Operational impact of PMC and RTS,S in Southern Nigeria
We ran a second set of simulations where transmission intensity, seasonality, and PMC coverage correspond to the 20 States in Southern Nigeria that include PMC-eligible areas (Fig 5A). Malaria prevalence from the NDHS 2018 and PfPRU5-EIR relationship from the previous simulations were used to obtain annual EIR values for each State. Malaria prevalence ranged between 3.4 to 54.9% across States (mean 30.3%) and matched EIRs ranged from 1.1 to 27.5 ibpa (mean 11.9 ibpa) (Fig 5B, Additional file 1 Fig A1.4.3). The simulated malaria incidence in the absence of PMC or RTS,S ranged between 152 and 2,510 clinical cases and between 0.735 and 33.71 severe cases per 1000 children U2 per year across the States (Fig 5C). For a population of 6.5 million children U2, estimated for 2019 in Southern Nigeria, the projected malaria burden was around 7.6 million clinical and 69,000 severe cases in one year. The presented malaria case estimates include untreated and unreported cases. The operational PMC coverage was based on State-level estimates of EPI coverage reported in NDHS 2018 (mean 73.1%, range 40.8-95% for 3 doses across States), and downscaled to account for expected gaps between immunization and PMC coverage [3] (mean 60.8%, range 28.5-88.8%) (Fig 5D,F).
At operational coverage, PMC-3 was projected to avert annually on average 447,258 (95%CI 329,041 - 565,476) clinical and 4,409 (95%CI 2,950 - 5,868) severe cases in the U2 population (Fig 5E,G). As expected, the relative impact was strongly correlated with coverage, and the total number of cases averted was highest in States with higher population and malaria burden. PMC-5 was projected to avert nearly twice as many cases as PMC-3, with 779,263 (95%CI 589,395 - 969,131) clinical and 8,931 (95%CI 5,619 - 12,244) severe cases averted. PMC-7 was projected to avert 1,125,500 (95%CI 856,435 – 1,394,566) clinical and 13,360 (95%CI 8,314- 18,404) severe cases. In comparison, RTS,S was projected to avert 1,225,010 clinical cases (95%CI 951,960- 1,498,060) and 15,419 (95%CI 9,310 - 21,527) severe cases. Finally, the combination of RTS,S plus PMC-3 was projected to avert 1,647,743 clinical cases (95%CI 1,262,623 - 2,032,864) and 19,394 (95%CI 11,946 - 26,841) severe cases annually in children U2, a protective efficacy against clinical cases of 23.4% (95%CI 21.1-25.7%) and against severe cases of 29.9% (95%CI 27.3-31.6%).

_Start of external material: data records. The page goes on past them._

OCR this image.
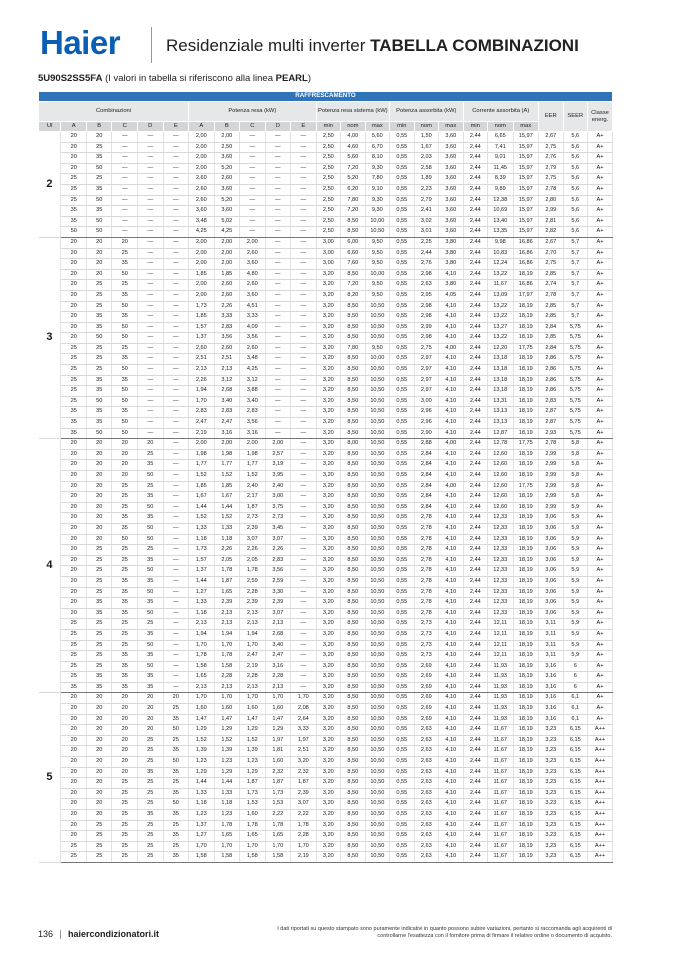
Haier	Residenziale multi inverter TABELLA COMBINAZIONI
5U90S2SS5FA (I valori in tabella si riferiscono alla linea PEARL)
RAFFRESCAMENTO																						
Combinazioni						Potenza resa (kW)					Potenza resa sistema (kW)			Potenza assorbita (kW)			Corrente assorbita (A)			EER	SEER	Classe energ.
UI	A	B	C	D	E	A	B	C	D	E	min	nom	max	min	nom	max	min	nom	max			
2	20	20	—	—	—	2,00	2,00	—	—	—	2,50	4,00	5,60	0,55	1,50	3,60	2,44	6,65	15,97	2,67	5,6	A+
	20	25	—	—	—	2,00	2,50	—	—	—	2,50	4,60	6,70	0,55	1,67	3,60	2,44	7,41	15,97	2,75	5,6	A+
	20	35	—	—	—	2,00	3,60	—	—	—	2,50	5,60	8,10	0,55	2,03	3,60	2,44	9,01	15,97	2,76	5,6	A+
	20	50	—	—	—	2,00	5,20	—	—	—	2,50	7,20	9,30	0,55	2,58	3,60	2,44	11,45	15,97	2,79	5,6	A+
	25	25	—	—	—	2,60	2,60	—	—	—	2,50	5,20	7,80	0,55	1,89	3,60	2,44	8,39	15,97	2,75	5,6	A+
	25	35	—	—	—	2,60	3,60	—	—	—	2,50	6,20	9,10	0,55	2,23	3,60	2,44	9,89	15,97	2,78	5,6	A+
	25	50	—	—	—	2,60	5,20	—	—	—	2,50	7,80	9,30	0,55	2,79	3,60	2,44	12,38	15,97	2,80	5,6	A+
	35	35	—	—	—	3,60	3,60	—	—	—	2,50	7,20	9,30	0,55	2,41	3,60	2,44	10,69	15,97	2,99	5,6	A+
	35	50	—	—	—	3,48	5,02	—	—	—	2,50	8,50	10,00	0,55	3,02	3,60	2,44	13,40	15,97	2,81	5,6	A+
	50	50	—	—	—	4,25	4,25	—	—	—	2,50	8,50	10,50	0,55	3,01	3,60	2,44	13,35	15,97	2,82	5,6	A+
3	20	20	20	—	—	2,00	2,00	2,00	—	—	3,00	6,00	9,50	0,55	2,25	3,80	2,44	9,98	16,86	2,67	5,7	A+
	20	20	25	—	—	2,00	2,00	2,60	—	—	3,00	6,60	9,50	0,55	2,44	3,80	2,44	10,83	16,86	2,70	5,7	A+
	20	20	35	—	—	2,00	2,00	3,60	—	—	3,00	7,60	9,50	0,55	2,76	3,80	2,44	12,24	16,86	2,75	5,7	A+
	20	20	50	—	—	1,85	1,85	4,80	—	—	3,20	8,50	10,00	0,55	2,98	4,10	2,44	13,22	18,19	2,85	5,7	A+
	20	25	25	—	—	2,00	2,60	2,60	—	—	3,20	7,20	9,50	0,55	2,63	3,80	2,44	11,67	16,86	2,74	5,7	A+
	20	25	35	—	—	2,00	2,60	3,60	—	—	3,20	8,20	9,50	0,55	2,95	4,05	2,44	13,09	17,97	2,78	5,7	A+
	20	25	50	—	—	1,73	2,26	4,51	—	—	3,20	8,50	10,50	0,55	2,98	4,10	2,44	13,22	18,19	2,85	5,7	A+
	20	35	35	—	—	1,85	3,33	3,33	—	—	3,20	8,50	10,50	0,55	2,98	4,10	2,44	13,22	18,19	2,85	5,7	A+
	20	35	50	—	—	1,57	2,83	4,09	—	—	3,20	8,50	10,50	0,55	2,99	4,10	2,44	13,27	18,19	2,84	5,75	A+
	20	50	50	—	—	1,37	3,56	3,56	—	—	3,20	8,50	10,50	0,55	2,98	4,10	2,44	13,22	18,19	2,85	5,75	A+
	25	25	25	—	—	2,60	2,60	2,60	—	—	3,20	7,80	9,50	0,55	2,75	4,00	2,44	12,20	17,75	2,84	5,75	A+
	25	25	35	—	—	2,51	2,51	3,48	—	—	3,20	8,50	10,00	0,55	2,97	4,10	2,44	13,18	18,19	2,86	5,75	A+
	25	25	50	—	—	2,13	2,13	4,25	—	—	3,20	8,50	10,50	0,55	2,97	4,10	2,44	13,18	18,19	2,86	5,75	A+
	25	35	35	—	—	2,26	3,12	3,12	—	—	3,20	8,50	10,50	0,55	2,97	4,10	2,44	13,18	18,19	2,86	5,75	A+
	25	35	50	—	—	1,94	2,68	3,88	—	—	3,20	8,50	10,50	0,55	2,97	4,10	2,44	13,18	18,19	2,86	5,75	A+
	25	50	50	—	—	1,70	3,40	3,40	—	—	3,20	8,50	10,50	0,55	3,00	4,10	2,44	13,31	18,19	2,83	5,75	A+
	35	35	35	—	—	2,83	2,83	2,83	—	—	3,20	8,50	10,50	0,55	2,96	4,10	2,44	13,13	18,19	2,87	5,75	A+
	35	35	50	—	—	2,47	2,47	3,56	—	—	3,20	8,50	10,50	0,55	2,96	4,10	2,44	13,13	18,19	2,87	5,75	A+
	35	50	50	—	—	2,19	3,16	3,16	—	—	3,20	8,50	10,50	0,55	2,90	4,10	2,44	12,87	18,19	2,93	5,75	A+
4	20	20	20	20	—	2,00	2,00	2,00	2,00	—	3,20	8,00	10,50	0,55	2,88	4,00	2,44	12,78	17,75	2,78	5,8	A+
	20	20	20	25	—	1,98	1,98	1,98	2,57	—	3,20	8,50	10,50	0,55	2,84	4,10	2,44	12,60	18,19	2,99	5,8	A+
	20	20	20	35	—	1,77	1,77	1,77	3,19	—	3,20	8,50	10,50	0,55	2,84	4,10	2,44	12,60	18,19	2,99	5,8	A+
	20	20	20	50	—	1,52	1,52	1,52	3,95	—	3,20	8,50	10,50	0,55	2,84	4,10	2,44	12,60	18,19	2,99	5,8	A+
	20	20	25	25	—	1,85	1,85	2,40	2,40	—	3,20	8,50	10,50	0,55	2,84	4,00	2,44	12,60	17,75	2,99	5,8	A+
	20	20	25	35	—	1,67	1,67	2,17	3,00	—	3,20	8,50	10,50	0,55	2,84	4,10	2,44	12,60	18,19	2,99	5,8	A+
	20	20	25	50	—	1,44	1,44	1,87	3,75	—	3,20	8,50	10,50	0,55	2,84	4,10	2,44	12,60	18,19	2,99	5,9	A+
	20	20	35	35	—	1,52	1,52	2,73	2,73	—	3,20	8,50	10,50	0,55	2,78	4,10	2,44	12,33	18,19	3,06	5,9	A+
	20	20	35	50	—	1,33	1,33	2,39	3,45	—	3,20	8,50	10,50	0,55	2,78	4,10	2,44	12,33	18,19	3,06	5,9	A+
	20	20	50	50	—	1,18	1,18	3,07	3,07	—	3,20	8,50	10,50	0,55	2,78	4,10	2,44	12,33	18,19	3,06	5,9	A+
	20	25	25	25	—	1,73	2,26	2,26	2,26	—	3,20	8,50	10,50	0,55	2,78	4,10	2,44	12,33	18,19	3,06	5,9	A+
	20	25	25	35	—	1,57	2,05	2,05	2,83	—	3,20	8,50	10,50	0,55	2,78	4,10	2,44	12,33	18,19	3,06	5,9	A+
	20	25	25	50	—	1,37	1,78	1,78	3,56	—	3,20	8,50	10,50	0,55	2,78	4,10	2,44	12,33	18,19	3,06	5,9	A+
	20	25	35	35	—	1,44	1,87	2,59	2,59	—	3,20	8,50	10,50	0,55	2,78	4,10	2,44	12,33	18,19	3,06	5,9	A+
	20	25	35	50	—	1,27	1,65	2,28	3,30	—	3,20	8,50	10,50	0,55	2,78	4,10	2,44	12,33	18,19	3,06	5,9	A+
	20	35	35	35	—	1,33	2,39	2,39	2,39	—	3,20	8,50	10,50	0,55	2,78	4,10	2,44	12,33	18,19	3,06	5,9	A+
	20	35	35	50	—	1,18	2,13	2,13	3,07	—	3,20	8,50	10,50	0,55	2,78	4,10	2,44	12,33	18,19	3,06	5,9	A+
	25	25	25	25	—	2,13	2,13	2,13	2,13	—	3,20	8,50	10,50	0,55	2,73	4,10	2,44	12,11	18,19	3,11	5,9	A+
	25	25	25	35	—	1,94	1,94	1,94	2,68	—	3,20	8,50	10,50	0,55	2,73	4,10	2,44	12,11	18,19	3,11	5,9	A+
	25	25	25	50	—	1,70	1,70	1,70	3,40	—	3,20	8,50	10,50	0,55	2,73	4,10	2,44	12,11	18,19	3,11	5,9	A+
	25	25	35	35	—	1,78	1,78	2,47	2,47	—	3,20	8,50	10,50	0,55	2,73	4,10	2,44	12,11	18,19	3,11	5,9	A+
	25	25	35	50	—	1,58	1,58	2,19	3,16	—	3,20	8,50	10,50	0,55	2,69	4,10	2,44	11,93	18,19	3,16	6	A+
	25	35	35	35	—	1,65	2,28	2,28	2,28	—	3,20	8,50	10,50	0,55	2,69	4,10	2,44	11,93	18,19	3,16	6	A+
	35	35	35	35	—	2,13	2,13	2,13	2,13	—	3,20	8,50	10,50	0,55	2,69	4,10	2,44	11,93	18,19	3,16	6	A+
5	20	20	20	20	20	1,70	1,70	1,70	1,70	1,70	3,20	8,50	10,50	0,55	2,69	4,10	2,44	11,93	18,19	3,16	6,1	A+
	20	20	20	20	25	1,60	1,60	1,60	1,60	2,08	3,20	8,50	10,50	0,55	2,69	4,10	2,44	11,93	18,19	3,16	6,1	A+
	20	20	20	20	35	1,47	1,47	1,47	1,47	2,64	3,20	8,50	10,50	0,55	2,69	4,10	2,44	11,93	18,19	3,16	6,1	A+
	20	20	20	20	50	1,29	1,29	1,29	1,29	3,33	3,20	8,50	10,50	0,55	2,63	4,10	2,44	11,67	18,19	3,23	6,15	A++
	20	20	20	25	25	1,52	1,52	1,52	1,97	1,97	3,20	8,50	10,50	0,55	2,63	4,10	2,44	11,67	18,19	3,23	6,15	A++
	20	20	20	25	35	1,39	1,39	1,39	1,81	2,51	3,20	8,50	10,50	0,55	2,63	4,10	2,44	11,67	18,19	3,23	6,15	A++
	20	20	20	25	50	1,23	1,23	1,23	1,60	3,20	3,20	8,50	10,50	0,55	2,63	4,10	2,44	11,67	18,19	3,23	6,15	A++
	20	20	20	35	35	1,29	1,29	1,29	2,32	2,32	3,20	8,50	10,50	0,55	2,63	4,10	2,44	11,67	18,19	3,23	6,15	A++
	20	20	25	25	25	1,44	1,44	1,87	1,87	1,87	3,20	8,50	10,50	0,55	2,63	4,10	2,44	11,67	18,19	3,23	6,15	A++
	20	20	25	25	35	1,33	1,33	1,73	1,73	2,39	3,20	8,50	10,50	0,55	2,63	4,10	2,44	11,67	18,19	3,23	6,15	A++
	20	20	25	25	50	1,18	1,18	1,53	1,53	3,07	3,20	8,50	10,50	0,55	2,63	4,10	2,44	11,67	18,19	3,23	6,15	A++
	20	20	25	35	35	1,23	1,23	1,60	2,22	2,22	3,20	8,50	10,50	0,55	2,63	4,10	2,44	11,67	18,19	3,23	6,15	A++
	20	25	25	25	25	1,37	1,78	1,78	1,78	1,78	3,20	8,50	10,50	0,55	2,63	4,10	2,44	11,67	18,19	3,23	6,15	A++
	20	25	25	25	35	1,27	1,65	1,65	1,65	2,28	3,20	8,50	10,50	0,55	2,63	4,10	2,44	11,67	18,19	3,23	6,15	A++
	25	25	25	25	25	1,70	1,70	1,70	1,70	1,70	3,20	8,50	10,50	0,55	2,63	4,10	2,44	11,67	18,19	3,23	6,15	A++
	25	25	25	25	35	1,58	1,58	1,58	1,58	2,19	3,20	8,50	10,50	0,55	2,63	4,10	2,44	11,67	18,19	3,23	6,15	A++
136 haiercondizionatori.it	I dati riportati su questo stampato sono puramente indicativi in quanto possono subire variazioni, pertanto si raccomanda agli acquirenti di controllarne l'esattezza con il fornitore prima di firmare il relativo ordine o documento di acquisto.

If coverage were to increase to target levels of 80%, more cases could be averted (Fig 5G). For instance, an increase in the mean coverage of PMC-3 from 61% to 80% averted 41-46% more cases with additional 185,014 clinical and 2,063 severe cases averted per year per population U2. The additional cases averted when increasing coverage from operational to target levels increased with the number of doses. For PMC-5, an increase in coverage from 56% to 80% averted on average 442,936 additional clinical cases per year and 5,993 additional severe cases. For PMC-7 an additional 658,421 clinical and 8,983 severe cases were averted per population U2 per year when coverage increased from 55% to 80%. A similar trend was projected for RTS,S with 930,503 additional clinical and 12,004 severe cases averted, at target compared to operational coverage and for the combination of RTS,S and PMC-3 with additional 1,066,371 clinical and 12,926 severe cases averted, corresponding to protective efficacies of 36.6% and 46.4% against clinical and severe cases respectively (Fig 5G).